When you’re selling on marketplaces like Craigslist and Facebook, set prices slightly higher to account for haggling, but make it clear in your item descriptions that you’re open to negotiation. Setting prices is a bit of an art—too high, and people will quickly turn away; too low, and some might wonder if it’s too good to be true. It takes time to learn how to set prices, but with practice and experience, you’ll get the hang of it.
Consider Shipping Costs
Do your research on shipping methods and costs before pricing items. The shipping process is one of the tougher aspects of online selling, and it requires careful consideration. Some sellers swear by offering free shipping, but you can really get stung if you underestimate the cost of shipping and fail to pad your asking prices accordingly. Keep in mind, too, that shipping can be global. Do you plan to ship internationally? If so, you'll need to fill out customs forms. If you can't or don't want to deal with the additional work and technicalities of shipping, you might want to stick to platforms like Craigslist and Facebook Marketplace that focus on local selling.
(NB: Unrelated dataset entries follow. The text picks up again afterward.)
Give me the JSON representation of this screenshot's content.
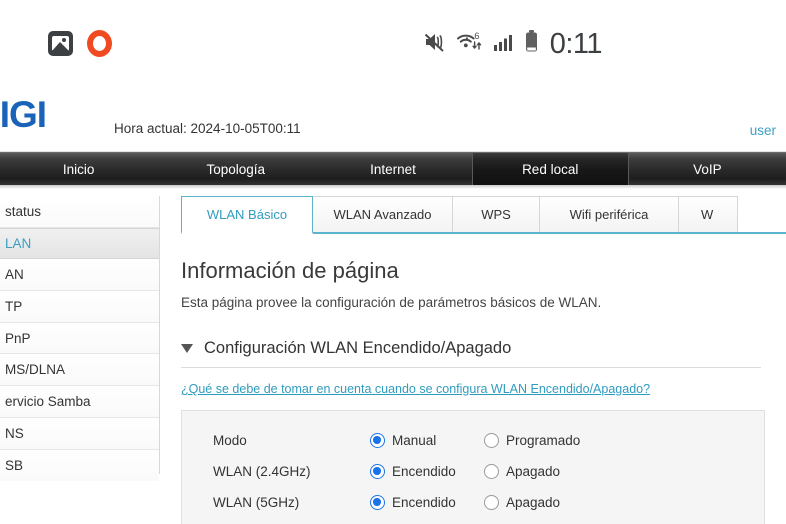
{
  "status_bar": {
    "time": "0:11",
    "icons": [
      "gallery-icon",
      "opera-icon",
      "mute-vibrate-icon",
      "wifi-6-icon",
      "cellular-signal-icon",
      "battery-icon"
    ],
    "wifi_generation": "6"
  },
  "router_header": {
    "logo_text": "DIGI",
    "current_time_label": "Hora actual: 2024-10-05T00:11",
    "user_link": "user",
    "logo_color": "#1a63b8",
    "accent_color": "#3b9fc4"
  },
  "main_nav": {
    "items": [
      {
        "label": "Inicio",
        "active": false
      },
      {
        "label": "Topología",
        "active": false
      },
      {
        "label": "Internet",
        "active": false
      },
      {
        "label": "Red local",
        "active": true
      },
      {
        "label": "VoIP",
        "active": false
      }
    ]
  },
  "sidebar": {
    "items": [
      {
        "label": "status",
        "active": false
      },
      {
        "label": "LAN",
        "active": true
      },
      {
        "label": "AN",
        "active": false
      },
      {
        "label": "TP",
        "active": false
      },
      {
        "label": "PnP",
        "active": false
      },
      {
        "label": "MS/DLNA",
        "active": false
      },
      {
        "label": "ervicio Samba",
        "active": false
      },
      {
        "label": "NS",
        "active": false
      },
      {
        "label": "SB",
        "active": false
      }
    ]
  },
  "subtabs": {
    "items": [
      {
        "label": "WLAN Básico",
        "active": true
      },
      {
        "label": "WLAN Avanzado",
        "active": false
      },
      {
        "label": "WPS",
        "active": false
      },
      {
        "label": "Wifi periférica",
        "active": false
      },
      {
        "label": "W",
        "active": false
      }
    ]
  },
  "page": {
    "title": "Información de página",
    "description": "Esta página provee la configuración de parámetros básicos de WLAN.",
    "section_title": "Configuración WLAN Encendido/Apagado",
    "help_link": "¿Qué se debe de tomar en cuenta cuando se configura WLAN Encendido/Apagado?",
    "radio_accent": "#1a73e8"
  },
  "form": {
    "rows": [
      {
        "label": "Modo",
        "options": [
          {
            "label": "Manual",
            "checked": true
          },
          {
            "label": "Programado",
            "checked": false
          }
        ]
      },
      {
        "label": "WLAN (2.4GHz)",
        "options": [
          {
            "label": "Encendido",
            "checked": true
          },
          {
            "label": "Apagado",
            "checked": false
          }
        ]
      },
      {
        "label": "WLAN (5GHz)",
        "options": [
          {
            "label": "Encendido",
            "checked": true
          },
          {
            "label": "Apagado",
            "checked": false
          }
        ]
      }
    ]
  }
}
Improperly categorized items are difficult for buyers to find. For instance, if your used bike is in excellent condition and ready to sell, but you’ve tagged it as a toy and not a bicycle, the right buyer may never find it. On Facebook Marketplace, putting items in the wrong category can even get you flagged and removed from the site.
Keep Your Inventory Handy
You’ve carefully written descriptions for a collection of rare used books, and you’re excited to see them start flying off the virtual shelves. Whatever you do, don’t stuff those books into the back of a closet. Keep your inventory in an accessible place so you don't have to rummage through boxes every time you fill an order. Taking forever to dig out a sold item may lead to shipping delays and frustrated buyers. Streamline the selling experience for you and your buyers by maintaining a designated spot for all the stuff you’ve listed.